Semantic Pyramid for Image Generation
Unofficel PyTorch implementation of the paper Semantic Pyramid for Image Generation by Assaf Shocher, Yossi Gandelsman et al.
Source. Proposed results of the paper.
Model Architecture
The full architecture consists of three parts. First, the object recognition model which is implemented as a pre-trained VGG 16 network. Secondly, the residual generator network which is partly based on the generator architecture of the SAGAN. And thirdly, the residual discriminator network which is also based on the SAGAN.
Dataset
To download and extract the places365 dataset from the official website run the following script
sh download_places365.sh
Trained VGG-16
The original VGG-16 provided by the MIT CV group is trained on a resolution of 224 x 224. This implementation, however, utilizes the native resolution (256 x 256) of the places365 dataset. This issue is addressed by fine-tuning the pre-trained VGG-16 network on the higher resolution.
The necessary fine-tuned VGG-16 state dict can be downloaded here.
To download and convert the original VGG-16 model pre-trained on the lower resolution (224 x 224) places dataset run the following command. The downloaded model can be fine-tuned on the higher resolution by using the training script, which is based on the original training script.
sh download_pretrained_vgg16.sh
This script downloads the official pre-trained caffe models from the places365 repository. Afterwards, the caffe model gets converted with the help of the caffemodel2pytorch repo created by Vadim Kantorov.
Usage
To train or test the GAN simply run the main script python main.py
. This main script takes multiple arguments.

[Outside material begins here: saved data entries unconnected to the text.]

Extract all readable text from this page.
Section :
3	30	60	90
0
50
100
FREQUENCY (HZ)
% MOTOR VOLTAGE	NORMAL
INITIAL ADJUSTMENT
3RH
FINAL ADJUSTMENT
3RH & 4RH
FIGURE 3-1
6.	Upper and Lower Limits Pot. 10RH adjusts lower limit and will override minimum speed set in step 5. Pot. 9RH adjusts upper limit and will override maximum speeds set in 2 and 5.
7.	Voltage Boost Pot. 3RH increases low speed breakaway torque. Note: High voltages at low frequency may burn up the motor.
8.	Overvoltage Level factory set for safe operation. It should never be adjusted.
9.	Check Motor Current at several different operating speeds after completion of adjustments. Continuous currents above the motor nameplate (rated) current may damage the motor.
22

Argument | Default value | Info |
---|---|---|
--train |
False | Flag to perform training |
--test |
False | Flag to perform testing |
--batch_size |
20 | Batch size to be utilized |
--lr |
1e-04 | Learning rate to use |
--channel_factor |
1 | Channel factor adopts the number of channels utilized in the U-Net |
--device |
'cuda' | Device to use (cuda recommended) |
--gpus_to_use |
'0' | Indexes of the GPUs to be use |
--use_data_parallel |
False | Use multiple GPUs |
--load_generator_network |
None | Path of the generator network to be loaded (.pt) |
--load_discriminator_network |
None | Path of the discriminator network to be loaded (.pt) |
--load_pretrained_vgg16 |
'pre_trained_models/vgg_places_365.pt' | Path of the pre-trained VGG 16 to be loaded (.pt) |
--path_to_places365 |
'places365_standard' | Path to places365 dataset |
--epochs |
50 | Epochs to perform while training |
While training logs and models gets save automatically to the saved_data
file. Inference plots also gets saved in the
same folder.
Results
With limited compute budget I was not able to reproduce the results form the paper. The plot, shown below, was after approximately 24h of training on a single Nvidia Tesla V100. After 24h the whole performance dropped again. However, due to the limited computing power, I was only able to train 48h.
VGG-16 Fine-Tuning Details
The VGG-16 network is fine-tuned on the higher resolution images for three epochs. In contrast to the original training script the Adam optimizer is utilized. Validation results before and after the fine-tuning on the full resolution is presented in the table below.
Top-1 accuracy | Top-5 accuracy | |
---|---|---|
Before fine-tuning | 7.493 | 23.047 |
After fine-tuning | 51.140 | 82.085 |
Additional hyperparameters can be seen in the training script.